Tech-savvy time-saver: notebook lm

Wednesday, January 08, 2025

How You Can Squeeze Notebook LM

It claims to be happy with a URL. Try it and you find it doesn't do much - in fact, nothing at all..

So, what *can* you do?

Download the website - say it's one of those ancient online books with a TOC and Previous/Next buttons on each page. Use httrack.

Then, use this script (click to select) to (since Notebook LM takes markdown) pull the text from each page *meaningfully*. That is, you're saying Notebook LM is smart enough to make something out of headings. Else, you could just give it text. Ja? :)

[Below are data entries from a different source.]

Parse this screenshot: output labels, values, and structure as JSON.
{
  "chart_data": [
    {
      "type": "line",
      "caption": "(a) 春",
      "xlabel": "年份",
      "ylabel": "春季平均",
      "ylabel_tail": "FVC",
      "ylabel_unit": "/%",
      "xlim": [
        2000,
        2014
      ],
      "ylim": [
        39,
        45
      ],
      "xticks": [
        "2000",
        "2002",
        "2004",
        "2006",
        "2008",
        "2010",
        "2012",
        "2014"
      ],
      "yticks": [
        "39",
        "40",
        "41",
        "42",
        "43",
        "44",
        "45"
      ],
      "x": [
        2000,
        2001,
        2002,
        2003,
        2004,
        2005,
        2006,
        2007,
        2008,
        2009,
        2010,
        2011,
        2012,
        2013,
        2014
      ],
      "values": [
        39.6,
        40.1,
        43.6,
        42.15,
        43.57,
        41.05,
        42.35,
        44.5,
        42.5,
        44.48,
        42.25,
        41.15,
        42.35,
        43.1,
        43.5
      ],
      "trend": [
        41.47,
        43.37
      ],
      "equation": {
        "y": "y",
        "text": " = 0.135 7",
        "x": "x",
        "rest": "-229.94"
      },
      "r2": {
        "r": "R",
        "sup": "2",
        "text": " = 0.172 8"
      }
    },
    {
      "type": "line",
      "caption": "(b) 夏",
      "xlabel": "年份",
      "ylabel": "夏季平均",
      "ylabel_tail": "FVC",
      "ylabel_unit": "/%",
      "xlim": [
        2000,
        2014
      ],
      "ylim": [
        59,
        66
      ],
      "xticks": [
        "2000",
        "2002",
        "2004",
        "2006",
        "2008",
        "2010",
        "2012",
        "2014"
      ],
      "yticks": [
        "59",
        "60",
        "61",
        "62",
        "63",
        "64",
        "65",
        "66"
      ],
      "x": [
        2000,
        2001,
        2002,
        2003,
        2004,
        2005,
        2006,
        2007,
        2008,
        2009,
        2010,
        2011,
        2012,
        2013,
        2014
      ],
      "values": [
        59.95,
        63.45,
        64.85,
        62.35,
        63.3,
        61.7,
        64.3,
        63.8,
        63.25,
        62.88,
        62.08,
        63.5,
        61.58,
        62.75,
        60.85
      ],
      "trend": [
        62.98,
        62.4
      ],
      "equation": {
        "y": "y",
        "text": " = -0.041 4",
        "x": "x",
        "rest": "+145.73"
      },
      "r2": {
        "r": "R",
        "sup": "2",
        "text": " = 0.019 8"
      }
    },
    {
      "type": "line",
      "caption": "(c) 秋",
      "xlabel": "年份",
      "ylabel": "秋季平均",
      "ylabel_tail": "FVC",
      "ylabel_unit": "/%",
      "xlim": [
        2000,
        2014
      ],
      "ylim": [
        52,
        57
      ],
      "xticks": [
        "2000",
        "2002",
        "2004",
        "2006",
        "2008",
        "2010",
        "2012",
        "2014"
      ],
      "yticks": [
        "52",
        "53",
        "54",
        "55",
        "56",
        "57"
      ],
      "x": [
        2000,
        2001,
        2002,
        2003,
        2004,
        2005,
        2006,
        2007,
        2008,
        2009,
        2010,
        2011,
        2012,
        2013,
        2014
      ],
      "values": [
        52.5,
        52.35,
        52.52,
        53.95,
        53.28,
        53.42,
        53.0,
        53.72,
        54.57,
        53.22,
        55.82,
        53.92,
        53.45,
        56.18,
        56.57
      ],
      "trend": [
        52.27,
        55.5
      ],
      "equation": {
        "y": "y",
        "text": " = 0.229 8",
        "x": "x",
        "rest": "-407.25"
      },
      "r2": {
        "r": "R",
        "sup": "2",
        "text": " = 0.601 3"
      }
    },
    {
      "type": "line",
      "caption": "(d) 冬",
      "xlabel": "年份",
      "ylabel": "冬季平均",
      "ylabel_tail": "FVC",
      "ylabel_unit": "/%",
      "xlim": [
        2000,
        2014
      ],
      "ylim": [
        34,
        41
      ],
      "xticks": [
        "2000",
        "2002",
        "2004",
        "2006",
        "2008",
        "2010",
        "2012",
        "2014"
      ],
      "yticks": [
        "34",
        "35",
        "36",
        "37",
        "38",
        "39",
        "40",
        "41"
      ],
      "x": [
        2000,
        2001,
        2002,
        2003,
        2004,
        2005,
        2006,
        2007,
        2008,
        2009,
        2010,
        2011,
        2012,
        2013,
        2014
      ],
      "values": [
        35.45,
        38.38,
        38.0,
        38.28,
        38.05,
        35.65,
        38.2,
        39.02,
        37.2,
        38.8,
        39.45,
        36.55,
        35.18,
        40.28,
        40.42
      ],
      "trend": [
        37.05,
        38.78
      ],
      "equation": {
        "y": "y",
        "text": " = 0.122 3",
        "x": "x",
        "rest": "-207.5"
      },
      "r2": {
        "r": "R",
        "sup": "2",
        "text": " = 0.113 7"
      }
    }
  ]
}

Yes, you might need to ask chatGPT for a bash script to put all the text files into one - since N LM says something about a 50 file limit.


import sys
import os
import html2text

def convert_html_to_text(input_path, output_path):
    # Read the HTML content from the input file
    try:
        with open(input_path, "r", encoding="utf-8") as infile:
            html_content = infile.read()
    except FileNotFoundError:
        print(f"Error: The file '{input_path}' was not found.")
        sys.exit(1)
    except Exception as e:
        print(f"Error reading the file '{input_path}': {e}")
        sys.exit(1)
    
    # Convert HTML to text
    text_maker = html2text.HTML2Text()
    text_maker.ignore_links = True  # Optional: Ignore links in the output
    text = text_maker.handle(html_content)
    
    # Write the plain text to the output file
    try:
        with open(output_path, "w", encoding="utf-8") as outfile:
            outfile.write(text)
        print(f"Text successfully written to '{output_path}'.")
    except Exception as e:
        print(f"Error writing to the file '{output_path}': {e}")
        sys.exit(1)

if __name__ == "__main__":
    # Ensure correct usage
    if len(sys.argv) != 3:
        print("Usage: python html2text_converter.py <input_file> <output_file_or_directory>")
        sys.exit(1)
    
    # Get command-line arguments
    input_file = sys.argv[1]
    output_arg = sys.argv[2]
    
    # Check if input file exists
    if not os.path.isfile(input_file):
        print(f"Error: The input file '{input_file}' does not exist.")
        sys.exit(1)
    
    # Determine output path
    if os.path.isdir(output_arg):
        # If output_arg is a directory, create the output file path
        output_file = os.path.join(
            output_arg,
            os.path.splitext(os.path.basename(input_file))[0] + ".md"
        )
    else:
        # If output_arg is a file, use it directly
        output_file = output_arg
    
    # Perform conversion
    convert_html_to_text(input_file, output_file)

And then:
$ for fil in download_folder_name/www.websitename.com/somefolder/text/*.html ; 
do python3 script.py $fil destination_dir; done

Then, just upload the files from this destination directory and you're ready to start chatting with your data. It does work!